Clinical Summary

Clinical Summary: Risk Factors for PTSD in a Diverse Cohort of Trauma-Exposed Youth: A 2-Year Longitudinal Study

Trauma-exposed youth present at very different times after trauma, with and without clear PTSD, and clinicians need to know who is most likely to have persistent or later PTSD. This study shows that repeated early diagnostic status carries far more prognostic weight than most baseline demographic, trauma, or comorbidity features, making brief reassessment highly clinically useful.

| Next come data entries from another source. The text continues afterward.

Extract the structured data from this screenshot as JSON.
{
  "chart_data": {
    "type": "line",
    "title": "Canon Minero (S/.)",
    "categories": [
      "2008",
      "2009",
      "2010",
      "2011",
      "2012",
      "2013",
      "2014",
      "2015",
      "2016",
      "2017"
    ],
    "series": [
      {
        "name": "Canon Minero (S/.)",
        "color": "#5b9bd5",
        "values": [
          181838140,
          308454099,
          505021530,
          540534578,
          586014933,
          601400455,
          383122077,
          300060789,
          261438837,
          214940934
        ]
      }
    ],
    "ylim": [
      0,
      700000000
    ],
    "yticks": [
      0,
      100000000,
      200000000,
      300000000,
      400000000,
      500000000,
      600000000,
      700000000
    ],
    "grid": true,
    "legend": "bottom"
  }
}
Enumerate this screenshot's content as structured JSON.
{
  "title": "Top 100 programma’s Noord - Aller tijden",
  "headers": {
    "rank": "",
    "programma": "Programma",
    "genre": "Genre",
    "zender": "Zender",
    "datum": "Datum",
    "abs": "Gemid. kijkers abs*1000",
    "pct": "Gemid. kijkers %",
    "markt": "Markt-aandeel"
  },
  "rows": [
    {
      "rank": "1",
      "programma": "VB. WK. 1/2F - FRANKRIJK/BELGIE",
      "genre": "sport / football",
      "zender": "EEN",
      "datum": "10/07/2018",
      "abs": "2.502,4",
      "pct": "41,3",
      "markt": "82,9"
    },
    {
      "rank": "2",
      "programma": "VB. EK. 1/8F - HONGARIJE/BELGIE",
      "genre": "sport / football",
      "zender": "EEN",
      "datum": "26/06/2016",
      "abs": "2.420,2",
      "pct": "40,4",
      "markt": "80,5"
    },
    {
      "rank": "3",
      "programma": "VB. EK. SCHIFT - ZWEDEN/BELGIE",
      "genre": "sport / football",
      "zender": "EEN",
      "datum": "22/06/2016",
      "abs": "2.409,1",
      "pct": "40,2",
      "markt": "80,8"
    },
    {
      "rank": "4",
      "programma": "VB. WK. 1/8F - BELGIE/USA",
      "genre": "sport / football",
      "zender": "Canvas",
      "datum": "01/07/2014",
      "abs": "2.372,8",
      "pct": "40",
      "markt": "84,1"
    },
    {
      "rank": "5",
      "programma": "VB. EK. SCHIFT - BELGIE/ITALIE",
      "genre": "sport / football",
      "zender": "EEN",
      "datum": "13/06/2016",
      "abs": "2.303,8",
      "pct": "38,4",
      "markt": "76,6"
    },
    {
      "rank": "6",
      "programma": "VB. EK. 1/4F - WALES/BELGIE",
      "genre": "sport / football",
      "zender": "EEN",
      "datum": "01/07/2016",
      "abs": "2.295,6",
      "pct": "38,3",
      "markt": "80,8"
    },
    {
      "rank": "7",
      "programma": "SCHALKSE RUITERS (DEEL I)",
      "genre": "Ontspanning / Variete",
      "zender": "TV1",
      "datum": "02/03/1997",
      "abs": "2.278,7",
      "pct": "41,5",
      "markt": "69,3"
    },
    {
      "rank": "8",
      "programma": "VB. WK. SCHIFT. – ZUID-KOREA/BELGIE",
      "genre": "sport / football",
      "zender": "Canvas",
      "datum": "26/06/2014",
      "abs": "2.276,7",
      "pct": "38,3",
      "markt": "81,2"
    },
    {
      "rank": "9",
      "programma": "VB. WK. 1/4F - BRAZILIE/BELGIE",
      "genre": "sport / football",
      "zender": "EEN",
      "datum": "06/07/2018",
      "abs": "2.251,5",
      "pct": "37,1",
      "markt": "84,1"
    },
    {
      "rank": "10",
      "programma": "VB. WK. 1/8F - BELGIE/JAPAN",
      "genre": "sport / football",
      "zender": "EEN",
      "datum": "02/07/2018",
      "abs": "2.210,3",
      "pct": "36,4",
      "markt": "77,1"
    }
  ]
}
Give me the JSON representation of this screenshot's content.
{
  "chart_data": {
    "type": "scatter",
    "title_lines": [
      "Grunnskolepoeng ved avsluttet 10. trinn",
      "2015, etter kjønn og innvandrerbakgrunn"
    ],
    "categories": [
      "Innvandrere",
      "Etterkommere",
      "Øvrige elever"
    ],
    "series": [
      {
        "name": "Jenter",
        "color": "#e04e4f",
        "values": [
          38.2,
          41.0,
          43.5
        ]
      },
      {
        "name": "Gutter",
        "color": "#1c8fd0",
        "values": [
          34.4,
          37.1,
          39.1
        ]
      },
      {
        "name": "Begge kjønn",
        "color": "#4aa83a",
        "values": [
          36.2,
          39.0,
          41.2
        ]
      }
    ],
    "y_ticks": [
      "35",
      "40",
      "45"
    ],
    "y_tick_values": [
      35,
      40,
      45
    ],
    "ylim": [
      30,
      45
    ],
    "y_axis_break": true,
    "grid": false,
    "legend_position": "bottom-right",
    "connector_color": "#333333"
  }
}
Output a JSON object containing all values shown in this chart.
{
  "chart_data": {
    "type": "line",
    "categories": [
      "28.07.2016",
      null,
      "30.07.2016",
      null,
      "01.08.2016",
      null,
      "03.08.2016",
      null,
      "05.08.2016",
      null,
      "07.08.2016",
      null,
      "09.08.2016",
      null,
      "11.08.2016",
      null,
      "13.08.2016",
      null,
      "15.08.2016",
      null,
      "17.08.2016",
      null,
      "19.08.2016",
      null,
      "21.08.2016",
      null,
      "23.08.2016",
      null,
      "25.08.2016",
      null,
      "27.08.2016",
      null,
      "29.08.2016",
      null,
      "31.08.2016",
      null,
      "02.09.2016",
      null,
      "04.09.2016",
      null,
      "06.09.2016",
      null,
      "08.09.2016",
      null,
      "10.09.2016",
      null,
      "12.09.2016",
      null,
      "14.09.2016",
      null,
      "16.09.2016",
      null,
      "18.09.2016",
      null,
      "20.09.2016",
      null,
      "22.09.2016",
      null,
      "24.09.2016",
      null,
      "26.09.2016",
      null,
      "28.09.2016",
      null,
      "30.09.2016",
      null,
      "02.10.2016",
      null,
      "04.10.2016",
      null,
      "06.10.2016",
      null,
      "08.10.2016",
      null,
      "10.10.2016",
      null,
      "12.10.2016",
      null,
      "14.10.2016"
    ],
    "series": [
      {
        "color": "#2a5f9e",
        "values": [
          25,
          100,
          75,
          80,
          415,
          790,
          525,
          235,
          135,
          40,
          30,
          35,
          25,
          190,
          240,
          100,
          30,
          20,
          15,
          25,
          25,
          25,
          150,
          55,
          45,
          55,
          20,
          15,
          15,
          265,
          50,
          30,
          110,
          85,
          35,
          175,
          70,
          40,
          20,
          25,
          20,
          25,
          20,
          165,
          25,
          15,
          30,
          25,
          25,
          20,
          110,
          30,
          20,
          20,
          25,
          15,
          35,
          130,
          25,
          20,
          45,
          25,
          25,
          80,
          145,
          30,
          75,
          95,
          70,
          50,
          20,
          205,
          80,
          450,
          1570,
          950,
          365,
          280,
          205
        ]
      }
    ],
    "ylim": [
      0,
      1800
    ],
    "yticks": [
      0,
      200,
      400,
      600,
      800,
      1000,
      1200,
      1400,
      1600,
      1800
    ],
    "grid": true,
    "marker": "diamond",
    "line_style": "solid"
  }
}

Design A 2-year longitudinal study
N 1,728 (69.8%) completed at least 1 follow-up assessment and were included in the analyses
Population youth aged 8 to 20 years
Duration through 24 months

Key Findings

  • Initial PTSD status was the strongest predictor of later PTSD: youth with PTSD at 1 initial assessment had 4–8 times the odds of later PTSD, including OR =8.12, 95% CI, 5.40–12.23 at 6 months, while those with PTSD at both initial assessments had 16–21 times the odds, including OR =21.12, 95% CI, 13.85–32.23 at 6 months.
  • Youth negative at both baseline and 1 month (n = 1,187) had few subsequent diagnoses, with PTSD rates of 2.6–4.2% across follow-up, whereas youth positive at both initial assessments (n = 213) remained near 50% across follow-up.
  • Overall PTSD prevalence declined from 25.9% at baseline to 19.9% at 1 month and 13.3% at 6 months, then stabilized between 9.6% and 13.0% through 24 months.
  • After accounting for initial PTSD, anxiety/depression diagnosis (OR =2.15, 95% CI, 1.55–2.99), current psychiatric care (OR =1.72, 95% CI, 1.29–2.28), and past care (OR =1.33, 95% CI, 1.00–1.77) were associated with higher odds of later PTSD, while disruptive behavior/substance use was not significant.
  • Intentional trauma predicted later PTSD (OR =2.53, 95% CI, 1.77–3.61), and higher perceived support predicted lower odds only for youth ages 8–17 years (OR =0.58, 95% CI, 0.39–0.88), not for adults ages 18–20 years (OR =0.80, 95% CI, 0.52–1.23).
Clinical Bottom Line

In trauma-referred youth, PTSD diagnosis at the initial evaluation and again at 1 month is the clearest marker of 2-year risk. Two negative early assessments identify a low-risk group for later PTSD, while PTSD at either visit—especially both—supports closer follow-up and active treatment planning.

Practice Implications

  • Reassess PTSD 1 month after the initial evaluation, because repeated early diagnostic status separated youth with later PTSD rates of 2.6–4.2% from those who remained near 50% across follow-up.
  • Use two negative early PTSD assessments to support routine monitoring rather than intensive longitudinal surveillance when no other immediate clinical concerns override that plan.
  • Prioritize closer follow-up for youth with PTSD at either early assessment, particularly those positive at both, because initial PTSD carried OR =8.12, 95% CI, 5.40–12.23 at 6 months for 1 positive assessment and OR =21.12, 95% CI, 13.85–32.23 for PTSD at both assessments.
  • When triaging residual risk after early PTSD status, pay added attention to anxiety/depression diagnosis, current psychiatric care, intentional trauma exposure, and lower perceived social support in ages 8–17 years, while recognizing that these factors added only modest additional variance.